MB: Da ich immer auf der Grundlage von Fotos arbeite, bezahle ich monatlich zwei Fotografen, die mir Bildserien zur Verfügung stellen, und gelegentlich arbeite ich mit Fotomodellen zusammen. Gleichzeitig aktualisiere und organisiere ich einen großen Bestand an Referenzen (historische und zeitgenössische Gemälde, Filmbilder, Fotos usw.). Ich sage immer, dass dieses visuelle Repertoire mein wichtigstes “Rohmaterial” ist, denn von dort aus wähle ich die Fotos aus, bearbeite sie digital und mache eine Reihe von Skizzen und Studien, bevor ich zum eigentlichen Gemälde komme. Es gibt keine objektiven Kriterien, wie eine bestimmte Art von Beleuchtung, Pose oder Komposition. Es ist nichts anderes als ein visuelles Repertoire, das mich im kreativen Prozess leitet, sowie die Kultivierung von Neugierde, um es frisch zu halten.

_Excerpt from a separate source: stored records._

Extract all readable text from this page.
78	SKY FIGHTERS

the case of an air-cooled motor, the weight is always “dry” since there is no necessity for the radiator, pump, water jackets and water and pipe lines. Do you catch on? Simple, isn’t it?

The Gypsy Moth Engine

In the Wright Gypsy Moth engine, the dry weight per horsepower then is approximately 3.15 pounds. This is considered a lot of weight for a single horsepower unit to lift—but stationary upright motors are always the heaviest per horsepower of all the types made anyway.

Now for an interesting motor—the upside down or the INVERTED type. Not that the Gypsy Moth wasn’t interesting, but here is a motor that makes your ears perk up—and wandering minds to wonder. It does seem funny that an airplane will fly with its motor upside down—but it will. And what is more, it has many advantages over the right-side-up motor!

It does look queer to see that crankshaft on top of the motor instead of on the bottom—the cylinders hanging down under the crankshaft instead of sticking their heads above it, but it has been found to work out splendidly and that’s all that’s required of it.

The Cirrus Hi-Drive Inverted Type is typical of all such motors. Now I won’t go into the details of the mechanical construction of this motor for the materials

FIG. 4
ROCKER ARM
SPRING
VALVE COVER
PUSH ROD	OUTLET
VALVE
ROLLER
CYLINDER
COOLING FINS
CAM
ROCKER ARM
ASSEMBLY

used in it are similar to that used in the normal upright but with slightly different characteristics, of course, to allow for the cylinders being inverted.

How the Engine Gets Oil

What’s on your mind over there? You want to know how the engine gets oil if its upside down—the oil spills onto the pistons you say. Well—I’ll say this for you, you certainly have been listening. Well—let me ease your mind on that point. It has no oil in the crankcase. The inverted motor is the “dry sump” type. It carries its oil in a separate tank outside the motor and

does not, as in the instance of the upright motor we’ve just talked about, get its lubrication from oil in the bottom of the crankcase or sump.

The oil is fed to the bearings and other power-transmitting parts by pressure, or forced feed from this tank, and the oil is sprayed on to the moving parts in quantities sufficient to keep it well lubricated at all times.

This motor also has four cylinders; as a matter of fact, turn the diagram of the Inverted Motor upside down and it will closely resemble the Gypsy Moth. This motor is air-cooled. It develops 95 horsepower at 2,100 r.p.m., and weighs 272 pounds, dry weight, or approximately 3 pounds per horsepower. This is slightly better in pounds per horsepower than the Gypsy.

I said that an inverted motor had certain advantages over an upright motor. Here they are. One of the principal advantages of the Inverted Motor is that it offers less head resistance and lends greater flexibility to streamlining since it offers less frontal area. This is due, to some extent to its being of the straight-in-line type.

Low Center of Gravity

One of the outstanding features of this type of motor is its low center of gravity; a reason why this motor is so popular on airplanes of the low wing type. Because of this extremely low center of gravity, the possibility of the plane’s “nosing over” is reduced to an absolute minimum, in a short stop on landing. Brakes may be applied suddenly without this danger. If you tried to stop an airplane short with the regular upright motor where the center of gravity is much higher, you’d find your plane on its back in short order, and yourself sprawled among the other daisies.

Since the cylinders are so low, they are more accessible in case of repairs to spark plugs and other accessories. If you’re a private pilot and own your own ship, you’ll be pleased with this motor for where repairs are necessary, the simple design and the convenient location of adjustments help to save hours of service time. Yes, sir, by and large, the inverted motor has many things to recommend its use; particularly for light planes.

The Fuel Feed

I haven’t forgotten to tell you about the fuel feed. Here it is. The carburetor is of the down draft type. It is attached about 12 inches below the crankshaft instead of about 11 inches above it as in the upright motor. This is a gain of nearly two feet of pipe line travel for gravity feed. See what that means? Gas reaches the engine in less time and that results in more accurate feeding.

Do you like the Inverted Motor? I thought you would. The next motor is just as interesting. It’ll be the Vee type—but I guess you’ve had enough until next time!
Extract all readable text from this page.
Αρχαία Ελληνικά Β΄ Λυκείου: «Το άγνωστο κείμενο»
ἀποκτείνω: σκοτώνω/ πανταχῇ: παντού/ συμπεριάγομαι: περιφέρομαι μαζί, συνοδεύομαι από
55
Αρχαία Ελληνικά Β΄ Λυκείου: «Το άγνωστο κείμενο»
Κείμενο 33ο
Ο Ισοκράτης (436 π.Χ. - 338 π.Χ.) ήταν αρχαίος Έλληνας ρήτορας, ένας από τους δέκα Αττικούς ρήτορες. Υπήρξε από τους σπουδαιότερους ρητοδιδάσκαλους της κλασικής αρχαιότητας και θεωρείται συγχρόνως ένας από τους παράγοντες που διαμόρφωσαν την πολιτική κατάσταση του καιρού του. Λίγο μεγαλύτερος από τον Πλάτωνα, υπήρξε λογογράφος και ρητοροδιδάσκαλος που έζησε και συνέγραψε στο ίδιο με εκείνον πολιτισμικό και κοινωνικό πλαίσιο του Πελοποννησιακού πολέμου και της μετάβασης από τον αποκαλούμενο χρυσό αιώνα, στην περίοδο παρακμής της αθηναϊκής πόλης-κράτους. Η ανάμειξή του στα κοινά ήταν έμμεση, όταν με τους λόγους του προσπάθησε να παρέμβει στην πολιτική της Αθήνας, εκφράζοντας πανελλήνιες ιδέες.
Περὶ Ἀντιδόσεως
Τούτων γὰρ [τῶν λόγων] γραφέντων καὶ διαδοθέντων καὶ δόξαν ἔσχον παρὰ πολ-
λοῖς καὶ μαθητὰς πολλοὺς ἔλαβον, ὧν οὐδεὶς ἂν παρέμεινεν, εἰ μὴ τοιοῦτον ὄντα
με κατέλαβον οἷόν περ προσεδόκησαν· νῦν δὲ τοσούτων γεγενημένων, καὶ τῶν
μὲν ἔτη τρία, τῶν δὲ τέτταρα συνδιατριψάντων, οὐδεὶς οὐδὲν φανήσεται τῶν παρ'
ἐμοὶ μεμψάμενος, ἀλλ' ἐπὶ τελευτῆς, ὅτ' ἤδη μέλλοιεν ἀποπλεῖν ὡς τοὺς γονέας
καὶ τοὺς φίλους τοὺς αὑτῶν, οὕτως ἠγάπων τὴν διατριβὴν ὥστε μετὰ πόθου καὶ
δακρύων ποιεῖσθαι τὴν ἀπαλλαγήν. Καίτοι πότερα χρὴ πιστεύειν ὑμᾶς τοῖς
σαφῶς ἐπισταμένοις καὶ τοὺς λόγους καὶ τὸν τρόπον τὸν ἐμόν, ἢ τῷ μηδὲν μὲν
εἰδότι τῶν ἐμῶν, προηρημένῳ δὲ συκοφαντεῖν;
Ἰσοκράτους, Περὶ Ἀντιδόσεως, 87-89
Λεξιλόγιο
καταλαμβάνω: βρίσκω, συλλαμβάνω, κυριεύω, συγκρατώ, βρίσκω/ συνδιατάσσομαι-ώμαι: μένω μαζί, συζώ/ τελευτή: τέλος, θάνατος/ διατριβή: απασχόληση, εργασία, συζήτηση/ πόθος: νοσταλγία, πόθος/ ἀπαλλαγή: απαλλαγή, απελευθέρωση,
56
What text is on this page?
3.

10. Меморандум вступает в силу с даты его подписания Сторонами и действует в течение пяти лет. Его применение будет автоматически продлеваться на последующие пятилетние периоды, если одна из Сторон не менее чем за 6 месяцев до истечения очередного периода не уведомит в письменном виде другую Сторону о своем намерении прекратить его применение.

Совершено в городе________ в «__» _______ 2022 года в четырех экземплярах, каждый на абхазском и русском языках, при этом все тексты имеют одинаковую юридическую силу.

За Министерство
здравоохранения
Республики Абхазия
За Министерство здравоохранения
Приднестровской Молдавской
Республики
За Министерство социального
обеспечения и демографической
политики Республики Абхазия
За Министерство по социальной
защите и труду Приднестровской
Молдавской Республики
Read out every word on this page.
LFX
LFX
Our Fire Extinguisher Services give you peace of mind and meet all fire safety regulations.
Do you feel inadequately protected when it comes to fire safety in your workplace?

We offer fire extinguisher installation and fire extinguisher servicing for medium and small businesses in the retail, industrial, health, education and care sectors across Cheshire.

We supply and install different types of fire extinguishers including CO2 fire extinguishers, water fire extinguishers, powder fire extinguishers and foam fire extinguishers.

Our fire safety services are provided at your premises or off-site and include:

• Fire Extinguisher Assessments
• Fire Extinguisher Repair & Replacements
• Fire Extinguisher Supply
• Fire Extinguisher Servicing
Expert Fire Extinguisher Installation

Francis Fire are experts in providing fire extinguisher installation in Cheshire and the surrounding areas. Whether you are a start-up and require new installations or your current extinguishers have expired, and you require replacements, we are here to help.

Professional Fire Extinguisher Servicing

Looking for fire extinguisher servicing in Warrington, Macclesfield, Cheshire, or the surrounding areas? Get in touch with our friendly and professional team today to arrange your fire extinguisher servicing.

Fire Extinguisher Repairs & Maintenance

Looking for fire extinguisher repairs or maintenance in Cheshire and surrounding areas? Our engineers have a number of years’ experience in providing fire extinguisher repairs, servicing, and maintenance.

Was mein Ziel in der Malerei betrifft, so ist es definitiv keine wortwörtliche und getreue Wiedergabe. In meinen Malereikursen warne ich gewöhnlich vor dem, was ich „fotografische Verführung“ nenne: der Versuch, in der Malerei den gleichen Grad an Realismus zu erreichen wie die Fotoreferenz. Um auf die literarische Analogie zurückzukommen: Die fotografische Verführung ist vergleichbar mit dem Versuch eines Schriftstellers, alles zu beschreiben, was geschieht, was die Erzählung zu sehr in die Länge zieht und den Leser langweilt. Ebenso ist es in der Malerei nicht notwendig, das zu zeigen, was der Betrachter selbst herausfinden kann. Und besonders in der Aquarellmalerei ist kein Platz für Übermaß und Redundanz. Jedes Bild muss aus sich selbst heraus funktionieren, und die jahrhundertelange Bildtradition, die der Fotografie vorausging, zeigt uns, wie man das macht. Wir wissen, dass ein virtuoser Komponist notwendigerweise ein breites musikalisches Repertoire hat. Genauso ist die Malerei viel mehr als der Akt des Malens, und Schaffen hat noch nie bedeutet, etwas von Grund auf zu schaffen. Kurzum, wie Miles Davis zu sagen pflegte: „Man muss lange spielen, um so spielen zu können wie man selbst.“

Marcos Beccari ist Künstler, Philosoph und Professor an der Universität von Paraná (UFPR), wo er im Studiengang Grafikdesign unterrichtet. Er promovierte in Bildungsphilosophie an der Universität von São Paulo (USP), erwarb einen MSc in Design und einen Abschluss in Grafikdesign. Marcos Beccari gilt er als einer der Vertreter der Erneuerung der Aquarellmalerei, dessen Werke von Kunstvereinen und Fachmagazinen in den USA und Europa geschätzt werden.